Hard life in the countryside
Life can’t be more diverse than in the Republic of Moldova. Whereas the capital city Chisinau undergoes an economic boom, the situation in the countryside is precarious. One fourth of the population, roughly 1 million people, left the country. The Moldovans living abroad work in Russia, Italy, Greece, Turkey or Cyprus. Due to an illegal residence status, often Moldovans have to do ill-paid jobs. Old people and children are left behind in the villages. Some parts of the country are nearly deserted. There are hardly any vacancies; the salaries of 100 euros are low. In the rural areas of the south life is extremely difficult. “There are no future perspectives for children. These are unbearable conditions for a country so close to the EU,” gets Sporschill excited.
The Father full of energy
After 16 years of intensive work with needy children, the bearer of a badge of honour for humanitarian merits still sets his sight high. A social centre in Sofia, the capital of Bulgaria, is under construction. “Hopefully we are successful everywhere in sensitizing people for social issues,” is the Austrian optimistic.
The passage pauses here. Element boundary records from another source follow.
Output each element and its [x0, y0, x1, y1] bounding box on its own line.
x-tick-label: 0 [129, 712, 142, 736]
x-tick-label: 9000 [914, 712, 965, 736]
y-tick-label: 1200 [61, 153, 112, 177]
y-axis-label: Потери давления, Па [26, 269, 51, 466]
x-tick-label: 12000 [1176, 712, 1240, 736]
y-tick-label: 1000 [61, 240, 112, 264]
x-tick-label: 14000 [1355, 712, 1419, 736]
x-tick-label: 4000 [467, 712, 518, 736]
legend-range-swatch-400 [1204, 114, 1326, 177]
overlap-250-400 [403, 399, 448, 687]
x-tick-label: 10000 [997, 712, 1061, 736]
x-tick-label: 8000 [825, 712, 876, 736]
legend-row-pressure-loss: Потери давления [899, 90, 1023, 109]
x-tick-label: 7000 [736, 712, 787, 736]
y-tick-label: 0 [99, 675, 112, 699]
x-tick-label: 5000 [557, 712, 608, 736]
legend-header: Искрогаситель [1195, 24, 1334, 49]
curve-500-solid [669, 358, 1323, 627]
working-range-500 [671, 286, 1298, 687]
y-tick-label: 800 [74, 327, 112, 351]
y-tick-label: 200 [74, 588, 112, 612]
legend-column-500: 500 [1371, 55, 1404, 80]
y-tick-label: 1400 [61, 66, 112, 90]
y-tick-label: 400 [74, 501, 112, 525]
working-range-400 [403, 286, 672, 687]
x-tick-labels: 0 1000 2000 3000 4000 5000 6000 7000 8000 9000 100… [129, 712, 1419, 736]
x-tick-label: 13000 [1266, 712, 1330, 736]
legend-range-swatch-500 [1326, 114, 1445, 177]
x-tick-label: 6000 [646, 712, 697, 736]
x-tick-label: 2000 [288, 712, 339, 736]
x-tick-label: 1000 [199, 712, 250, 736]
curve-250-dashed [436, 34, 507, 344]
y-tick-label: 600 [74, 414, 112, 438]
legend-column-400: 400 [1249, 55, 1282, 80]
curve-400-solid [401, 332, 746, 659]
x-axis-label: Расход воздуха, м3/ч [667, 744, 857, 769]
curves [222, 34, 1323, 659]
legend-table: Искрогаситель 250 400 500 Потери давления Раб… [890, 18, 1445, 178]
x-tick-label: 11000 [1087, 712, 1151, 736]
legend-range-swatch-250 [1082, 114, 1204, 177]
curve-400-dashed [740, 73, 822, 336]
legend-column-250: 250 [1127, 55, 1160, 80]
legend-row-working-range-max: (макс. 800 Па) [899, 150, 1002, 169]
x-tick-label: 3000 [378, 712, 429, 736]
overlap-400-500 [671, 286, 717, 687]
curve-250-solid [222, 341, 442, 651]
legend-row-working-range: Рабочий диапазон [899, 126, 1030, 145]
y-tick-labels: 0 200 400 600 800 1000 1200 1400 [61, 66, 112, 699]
He needs young people with heart and initiative and wants to train them as social employers. Step by step he wants to pass on his duties, which fulfilled his own life. “As long as there are children on the streets, I’ll be discontent,” so the 62-year-old Father. There is no normal day in the life of the Jesuit. Day by day he finds himself in “the ordinary madness”. Important hours with the children, contact to his friends, long phone calls and the work in his office are central points of his life. Father Sporschill has no problems to motivate himself because, “needy people mobilize my best vigours.”